I shall not take him. He must remain here with you, for really my long absences are more dangerous to you than to me. I shall take fifty of the Waziri, as porters, to carry the gold, and thus we should be able to bring out enough to last us for a long time.

  "And Jad-bal-ja," she asked, "shall you take him?"

  "No, he had better remain here; Korak can look after him and take him out for a hunt occasionally. I am going to travel light and fast and it would be too hard a trip for him—lions don't care to move around much in the hot sun, and as we shall travel mostly by day I doubt if Jad-bal-ja would last long."

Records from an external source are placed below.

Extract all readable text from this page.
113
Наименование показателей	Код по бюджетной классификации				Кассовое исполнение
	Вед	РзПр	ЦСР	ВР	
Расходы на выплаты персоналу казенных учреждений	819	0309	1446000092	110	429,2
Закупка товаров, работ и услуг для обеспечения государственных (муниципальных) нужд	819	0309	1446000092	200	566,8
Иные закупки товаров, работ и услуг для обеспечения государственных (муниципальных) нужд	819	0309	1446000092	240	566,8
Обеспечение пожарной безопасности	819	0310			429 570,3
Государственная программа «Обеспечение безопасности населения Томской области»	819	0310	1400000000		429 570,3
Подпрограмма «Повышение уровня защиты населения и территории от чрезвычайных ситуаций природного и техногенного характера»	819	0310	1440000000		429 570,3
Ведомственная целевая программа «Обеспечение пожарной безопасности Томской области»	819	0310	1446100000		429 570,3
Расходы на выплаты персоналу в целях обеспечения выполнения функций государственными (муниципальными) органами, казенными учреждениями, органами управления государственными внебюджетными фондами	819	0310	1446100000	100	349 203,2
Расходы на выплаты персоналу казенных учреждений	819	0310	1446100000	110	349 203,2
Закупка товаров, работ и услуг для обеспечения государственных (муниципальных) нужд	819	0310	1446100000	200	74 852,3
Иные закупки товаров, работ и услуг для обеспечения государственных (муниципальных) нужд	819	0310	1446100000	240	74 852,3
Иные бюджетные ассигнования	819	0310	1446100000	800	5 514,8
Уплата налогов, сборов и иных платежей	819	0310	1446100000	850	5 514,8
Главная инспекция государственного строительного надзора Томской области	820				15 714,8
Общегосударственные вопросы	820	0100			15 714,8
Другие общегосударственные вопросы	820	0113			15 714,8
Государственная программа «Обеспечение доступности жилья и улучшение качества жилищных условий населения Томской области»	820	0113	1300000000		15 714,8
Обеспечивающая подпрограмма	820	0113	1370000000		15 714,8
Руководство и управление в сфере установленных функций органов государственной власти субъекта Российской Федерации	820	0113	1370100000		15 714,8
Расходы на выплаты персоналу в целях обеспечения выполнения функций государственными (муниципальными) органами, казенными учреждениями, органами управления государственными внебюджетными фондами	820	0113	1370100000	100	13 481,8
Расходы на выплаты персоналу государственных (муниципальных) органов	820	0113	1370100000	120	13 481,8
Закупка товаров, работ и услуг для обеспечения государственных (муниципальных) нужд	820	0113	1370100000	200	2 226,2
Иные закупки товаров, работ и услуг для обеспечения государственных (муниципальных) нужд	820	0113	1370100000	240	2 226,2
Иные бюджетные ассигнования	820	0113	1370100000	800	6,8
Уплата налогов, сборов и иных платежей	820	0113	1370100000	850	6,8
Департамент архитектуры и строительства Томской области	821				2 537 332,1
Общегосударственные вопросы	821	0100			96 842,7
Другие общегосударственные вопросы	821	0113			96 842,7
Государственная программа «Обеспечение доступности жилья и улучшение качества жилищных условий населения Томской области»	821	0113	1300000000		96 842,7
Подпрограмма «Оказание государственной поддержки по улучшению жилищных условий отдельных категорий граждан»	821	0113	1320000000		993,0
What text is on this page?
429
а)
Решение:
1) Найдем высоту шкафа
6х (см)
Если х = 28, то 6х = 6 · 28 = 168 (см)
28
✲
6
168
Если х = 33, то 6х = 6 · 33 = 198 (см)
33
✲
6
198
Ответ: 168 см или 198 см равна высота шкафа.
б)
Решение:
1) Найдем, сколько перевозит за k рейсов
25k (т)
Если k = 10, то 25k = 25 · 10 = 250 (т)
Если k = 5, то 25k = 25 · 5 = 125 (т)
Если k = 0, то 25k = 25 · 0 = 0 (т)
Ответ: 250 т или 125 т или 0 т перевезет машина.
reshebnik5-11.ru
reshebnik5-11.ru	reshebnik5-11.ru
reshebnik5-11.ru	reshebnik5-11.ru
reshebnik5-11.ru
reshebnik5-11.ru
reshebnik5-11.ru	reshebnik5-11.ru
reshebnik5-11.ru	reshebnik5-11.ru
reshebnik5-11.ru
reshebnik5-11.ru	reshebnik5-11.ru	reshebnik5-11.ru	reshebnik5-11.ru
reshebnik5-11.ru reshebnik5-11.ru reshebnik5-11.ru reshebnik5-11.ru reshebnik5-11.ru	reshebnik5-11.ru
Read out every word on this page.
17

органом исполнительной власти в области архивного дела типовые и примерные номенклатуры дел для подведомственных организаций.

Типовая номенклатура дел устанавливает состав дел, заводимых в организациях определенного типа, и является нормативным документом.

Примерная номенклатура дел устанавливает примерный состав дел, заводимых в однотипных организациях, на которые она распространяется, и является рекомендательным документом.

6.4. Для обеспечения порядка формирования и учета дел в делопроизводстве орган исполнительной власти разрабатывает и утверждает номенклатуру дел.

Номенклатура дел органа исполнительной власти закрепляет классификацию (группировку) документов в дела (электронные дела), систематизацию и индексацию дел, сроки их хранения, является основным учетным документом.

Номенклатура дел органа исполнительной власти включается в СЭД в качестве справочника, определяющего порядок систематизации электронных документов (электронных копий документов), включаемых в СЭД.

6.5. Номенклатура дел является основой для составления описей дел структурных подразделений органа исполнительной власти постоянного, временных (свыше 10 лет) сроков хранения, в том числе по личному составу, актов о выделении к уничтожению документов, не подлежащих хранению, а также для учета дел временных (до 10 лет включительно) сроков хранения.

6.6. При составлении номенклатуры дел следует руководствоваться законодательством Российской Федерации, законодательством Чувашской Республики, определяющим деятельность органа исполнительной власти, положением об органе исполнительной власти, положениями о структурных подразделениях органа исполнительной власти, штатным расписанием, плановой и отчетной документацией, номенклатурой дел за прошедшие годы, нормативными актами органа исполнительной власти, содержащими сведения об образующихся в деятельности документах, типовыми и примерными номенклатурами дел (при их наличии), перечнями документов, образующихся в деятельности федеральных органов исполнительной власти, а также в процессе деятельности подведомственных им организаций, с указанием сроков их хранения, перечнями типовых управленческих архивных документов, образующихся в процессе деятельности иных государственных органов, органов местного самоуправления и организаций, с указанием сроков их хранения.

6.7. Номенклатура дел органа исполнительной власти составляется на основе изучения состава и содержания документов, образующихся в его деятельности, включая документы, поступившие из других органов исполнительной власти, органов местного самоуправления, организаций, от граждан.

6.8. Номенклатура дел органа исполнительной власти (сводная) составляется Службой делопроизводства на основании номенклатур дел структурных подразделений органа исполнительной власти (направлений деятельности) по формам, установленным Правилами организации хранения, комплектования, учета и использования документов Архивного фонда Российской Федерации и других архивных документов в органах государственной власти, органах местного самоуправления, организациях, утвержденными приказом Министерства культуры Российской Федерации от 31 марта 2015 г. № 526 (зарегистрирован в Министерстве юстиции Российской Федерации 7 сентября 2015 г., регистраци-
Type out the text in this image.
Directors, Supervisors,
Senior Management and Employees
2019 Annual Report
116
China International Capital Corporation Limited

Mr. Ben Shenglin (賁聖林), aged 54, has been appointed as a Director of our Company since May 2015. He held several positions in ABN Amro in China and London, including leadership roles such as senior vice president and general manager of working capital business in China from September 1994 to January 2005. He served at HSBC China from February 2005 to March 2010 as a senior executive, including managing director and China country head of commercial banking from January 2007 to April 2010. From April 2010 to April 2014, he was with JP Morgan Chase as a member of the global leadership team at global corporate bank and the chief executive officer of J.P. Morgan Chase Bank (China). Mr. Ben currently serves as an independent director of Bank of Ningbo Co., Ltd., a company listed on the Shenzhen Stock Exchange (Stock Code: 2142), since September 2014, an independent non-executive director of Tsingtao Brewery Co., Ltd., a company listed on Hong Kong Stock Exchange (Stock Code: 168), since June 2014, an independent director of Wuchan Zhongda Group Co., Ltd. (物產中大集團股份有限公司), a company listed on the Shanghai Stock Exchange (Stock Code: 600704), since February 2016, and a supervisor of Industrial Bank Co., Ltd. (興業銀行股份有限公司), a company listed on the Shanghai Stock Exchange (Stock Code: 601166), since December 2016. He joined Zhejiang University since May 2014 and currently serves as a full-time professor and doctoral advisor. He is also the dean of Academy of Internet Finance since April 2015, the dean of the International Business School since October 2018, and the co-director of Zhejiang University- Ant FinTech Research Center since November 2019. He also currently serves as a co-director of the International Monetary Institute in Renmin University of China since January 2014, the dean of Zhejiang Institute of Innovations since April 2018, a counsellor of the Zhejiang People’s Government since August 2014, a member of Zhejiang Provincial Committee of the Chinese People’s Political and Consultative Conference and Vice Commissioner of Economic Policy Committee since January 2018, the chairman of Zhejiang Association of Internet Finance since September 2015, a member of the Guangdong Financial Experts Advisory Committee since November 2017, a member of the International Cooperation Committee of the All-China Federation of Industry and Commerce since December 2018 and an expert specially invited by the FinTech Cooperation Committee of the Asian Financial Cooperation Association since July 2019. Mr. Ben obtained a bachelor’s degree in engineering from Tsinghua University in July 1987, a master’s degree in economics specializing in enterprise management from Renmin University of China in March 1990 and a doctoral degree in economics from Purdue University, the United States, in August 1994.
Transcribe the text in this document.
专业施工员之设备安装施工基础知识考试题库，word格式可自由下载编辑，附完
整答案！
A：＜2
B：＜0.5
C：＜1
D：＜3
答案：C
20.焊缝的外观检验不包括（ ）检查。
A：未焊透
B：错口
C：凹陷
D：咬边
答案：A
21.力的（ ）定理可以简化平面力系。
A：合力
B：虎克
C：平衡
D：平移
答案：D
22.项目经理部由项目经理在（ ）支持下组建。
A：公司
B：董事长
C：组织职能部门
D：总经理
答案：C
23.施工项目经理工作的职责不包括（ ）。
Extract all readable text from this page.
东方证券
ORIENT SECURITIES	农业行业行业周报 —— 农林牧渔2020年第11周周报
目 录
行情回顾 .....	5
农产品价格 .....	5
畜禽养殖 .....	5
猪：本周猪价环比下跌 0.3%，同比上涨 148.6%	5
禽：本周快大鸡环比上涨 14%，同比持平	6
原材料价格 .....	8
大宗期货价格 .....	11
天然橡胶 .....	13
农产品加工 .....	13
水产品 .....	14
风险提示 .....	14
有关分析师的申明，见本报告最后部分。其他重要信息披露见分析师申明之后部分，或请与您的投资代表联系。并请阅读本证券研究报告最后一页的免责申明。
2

  And so it befell that Tarzan of the Apes set out once more upon the long trail that leads to Opar. Behind him marched fifty giant Waziri, the pick of the warlike tribe that had adopted Tarzan as its Chief. Upon the veranda of the bungalow stood Jane and Korak waving their adieux, while from the rear of the building there came to the ape-man's ears the rumbling roar of Jad-bal-ja, the golden lion. And as they marched away the voice of Numa accompanied them out upon the rolling plain, until at last it trailed off to nothingness in the distance.

  His speed determined by that of the slowest of the blacks, Tarzan made but comparatively rapid progress. Opar lay a good twenty- five days' trek from the farm for men traveling light, as were these, but upon the return journey, laden as they would be with the ingots of gold, their progress would be slower. And because of this the ape- man had allotted two months for the venture. His safari, consisting of seasoned warriors only, permitted of really rapid progress. They carried no supplies, for they were all hunters and were moving through a country in which game was abundant—no need then for burdening themselves with the cumbersome impedimenta of white huntsmen.

  A thorn boma and a few leaves furnished their shelter for the night, while spears and arrows and the powers of their great white chief insured that their bellies would never go empty. With the picked men that he had brought with him, Tarzan expected to make the trip to Opar in twenty-one days, though had he been traveling alone he would have moved two or three times as fast, since, when Tarzan elected to travel with speed, he fairly flew through the jungle, equally at home in it by day or by night and practically tireless.